なお、検査強化期間であっても、AEO認定を受けた事業者については原則として検査の優遇措置は維持されることが多いとされています。検査免除という明確なメリットが存在するため、顧客のAEO認定取得支援を通関業者がサポートする価値は非常に大きいと言えます。
参考:税関の水際対策強化の情報(財務省税関ホームページ)
https://www.customs.go.jp/mizugiwa/terro/index.htm
ここまで解説してきた内容を踏まえ、コンテナ検査が発生したときに通関業者として的確に動ける体制を整えるための実務確認事項をまとめます。
まず「検査確定直後」のアクションです。NACCSで区分3が表示されたら、①検査日程と検査方法の確認、②大型X線検査場の予約手配、③ドレージ業者への空き確認、④荷主への第一報、の4つを可能な限り素早く進めます。荷主への連絡は検査確定後30分以内を目安にすると、信頼感が大きく変わります。

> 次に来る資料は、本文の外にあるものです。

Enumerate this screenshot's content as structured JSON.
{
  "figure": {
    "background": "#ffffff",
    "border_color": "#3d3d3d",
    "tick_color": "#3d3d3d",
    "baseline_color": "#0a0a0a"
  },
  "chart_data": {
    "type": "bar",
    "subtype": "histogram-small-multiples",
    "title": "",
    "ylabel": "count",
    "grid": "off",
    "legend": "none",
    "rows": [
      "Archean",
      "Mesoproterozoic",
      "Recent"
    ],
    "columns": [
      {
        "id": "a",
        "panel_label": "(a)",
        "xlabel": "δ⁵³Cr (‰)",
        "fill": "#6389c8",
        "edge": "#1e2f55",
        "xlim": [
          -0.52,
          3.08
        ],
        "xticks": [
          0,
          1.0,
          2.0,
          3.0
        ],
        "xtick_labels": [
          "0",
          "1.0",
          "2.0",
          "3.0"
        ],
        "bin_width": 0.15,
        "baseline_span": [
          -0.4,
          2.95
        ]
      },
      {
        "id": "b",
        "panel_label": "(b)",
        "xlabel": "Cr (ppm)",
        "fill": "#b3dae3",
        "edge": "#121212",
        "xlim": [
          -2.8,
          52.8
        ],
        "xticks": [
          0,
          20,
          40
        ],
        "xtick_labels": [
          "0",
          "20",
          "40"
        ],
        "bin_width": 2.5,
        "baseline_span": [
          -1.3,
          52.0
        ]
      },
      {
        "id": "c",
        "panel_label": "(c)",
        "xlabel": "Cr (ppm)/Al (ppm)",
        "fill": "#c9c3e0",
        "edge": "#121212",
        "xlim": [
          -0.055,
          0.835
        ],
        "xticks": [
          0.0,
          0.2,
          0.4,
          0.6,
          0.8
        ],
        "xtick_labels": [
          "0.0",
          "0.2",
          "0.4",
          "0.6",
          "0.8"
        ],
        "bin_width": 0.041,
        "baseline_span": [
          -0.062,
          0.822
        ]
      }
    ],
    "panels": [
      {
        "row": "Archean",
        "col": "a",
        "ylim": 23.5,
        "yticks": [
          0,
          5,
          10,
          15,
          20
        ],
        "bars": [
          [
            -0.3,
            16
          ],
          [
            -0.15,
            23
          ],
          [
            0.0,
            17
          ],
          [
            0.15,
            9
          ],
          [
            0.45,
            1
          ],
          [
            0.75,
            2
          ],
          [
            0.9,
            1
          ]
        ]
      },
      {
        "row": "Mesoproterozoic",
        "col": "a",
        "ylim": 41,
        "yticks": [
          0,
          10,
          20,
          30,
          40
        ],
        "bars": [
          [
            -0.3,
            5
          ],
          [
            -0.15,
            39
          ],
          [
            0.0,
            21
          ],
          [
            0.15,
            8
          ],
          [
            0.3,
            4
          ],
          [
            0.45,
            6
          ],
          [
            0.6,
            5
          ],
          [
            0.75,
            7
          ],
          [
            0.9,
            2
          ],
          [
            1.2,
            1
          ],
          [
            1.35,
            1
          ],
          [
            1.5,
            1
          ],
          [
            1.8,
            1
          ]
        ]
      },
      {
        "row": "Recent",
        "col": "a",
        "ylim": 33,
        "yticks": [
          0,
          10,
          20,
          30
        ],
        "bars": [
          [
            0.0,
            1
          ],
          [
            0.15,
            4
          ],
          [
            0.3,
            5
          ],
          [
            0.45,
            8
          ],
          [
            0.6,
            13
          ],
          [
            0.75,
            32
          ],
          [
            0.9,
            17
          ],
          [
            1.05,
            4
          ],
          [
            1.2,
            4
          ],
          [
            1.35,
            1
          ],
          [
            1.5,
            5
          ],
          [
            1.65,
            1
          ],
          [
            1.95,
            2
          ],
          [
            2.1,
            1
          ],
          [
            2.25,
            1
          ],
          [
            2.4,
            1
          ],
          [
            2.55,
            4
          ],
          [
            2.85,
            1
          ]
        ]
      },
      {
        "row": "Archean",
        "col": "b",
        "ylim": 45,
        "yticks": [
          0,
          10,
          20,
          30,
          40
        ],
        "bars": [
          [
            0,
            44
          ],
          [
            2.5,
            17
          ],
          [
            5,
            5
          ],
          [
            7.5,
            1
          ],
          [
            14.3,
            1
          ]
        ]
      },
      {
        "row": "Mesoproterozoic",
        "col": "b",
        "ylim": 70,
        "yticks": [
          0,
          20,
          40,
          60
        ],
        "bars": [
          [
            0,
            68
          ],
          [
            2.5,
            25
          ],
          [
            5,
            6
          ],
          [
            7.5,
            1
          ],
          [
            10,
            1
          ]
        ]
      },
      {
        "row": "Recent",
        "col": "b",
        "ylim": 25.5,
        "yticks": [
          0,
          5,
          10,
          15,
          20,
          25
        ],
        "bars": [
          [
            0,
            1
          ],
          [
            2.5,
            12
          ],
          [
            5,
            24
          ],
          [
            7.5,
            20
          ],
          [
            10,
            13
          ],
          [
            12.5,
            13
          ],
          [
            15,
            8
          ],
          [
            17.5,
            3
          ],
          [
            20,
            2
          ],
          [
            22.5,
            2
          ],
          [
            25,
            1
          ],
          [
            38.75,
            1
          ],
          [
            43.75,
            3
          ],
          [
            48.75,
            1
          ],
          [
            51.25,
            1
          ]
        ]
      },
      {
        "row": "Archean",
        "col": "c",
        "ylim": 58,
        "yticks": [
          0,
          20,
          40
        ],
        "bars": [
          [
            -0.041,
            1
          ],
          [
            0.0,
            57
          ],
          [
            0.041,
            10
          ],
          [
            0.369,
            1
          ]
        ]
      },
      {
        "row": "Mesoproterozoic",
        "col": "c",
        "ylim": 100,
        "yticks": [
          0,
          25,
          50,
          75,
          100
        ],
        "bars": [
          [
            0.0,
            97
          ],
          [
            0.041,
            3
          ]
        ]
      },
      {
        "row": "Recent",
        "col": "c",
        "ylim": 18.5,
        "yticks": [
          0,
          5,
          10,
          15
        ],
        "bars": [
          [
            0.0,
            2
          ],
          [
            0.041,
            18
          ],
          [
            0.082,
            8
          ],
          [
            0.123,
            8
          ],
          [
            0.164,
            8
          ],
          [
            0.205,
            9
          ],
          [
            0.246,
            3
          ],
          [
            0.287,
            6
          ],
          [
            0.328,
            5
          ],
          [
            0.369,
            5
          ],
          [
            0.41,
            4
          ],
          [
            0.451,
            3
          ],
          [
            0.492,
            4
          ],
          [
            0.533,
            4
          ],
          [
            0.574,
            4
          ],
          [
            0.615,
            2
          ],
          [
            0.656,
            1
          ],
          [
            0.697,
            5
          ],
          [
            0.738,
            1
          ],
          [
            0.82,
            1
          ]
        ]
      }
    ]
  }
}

次に「当日の検査立会い」時に確認すべき点です。検査場に向かう前に、①インボイス・パッキングリスト・サンプル写真などの書類一式の携帯、②申告外物品の有無の確認(荷主に事前確認が必要)、③開披の可能性がある場合は再梱包のための資材手配、④税関職員への説明用資料の準備、を確認しておきましょう。
「検査後の対応」も重要です。検査が終了したら、①輸入許可の確認とNACCSでのステータス確認、②荷主への引取り可能日の連絡、③費用明細の作成と請求書の発行、という流れが基本です。費用明細は「立会い料・ドレージ料・シフト料・作業料」と項目を分けて記載すると荷主からの問い合わせが減ります。
一方、日常的な業務として取り組むべきことも整理しておきましょう。
コンテナ検査の仕事は、書類作成や申告業務と違って「突発的に発生する」という点が最大の特徴です。だからこそ、慌てずに動ける準備を日常業務の中に組み込んでおくことが、通関業従事者としての実力を底上げする最も確実な方法です。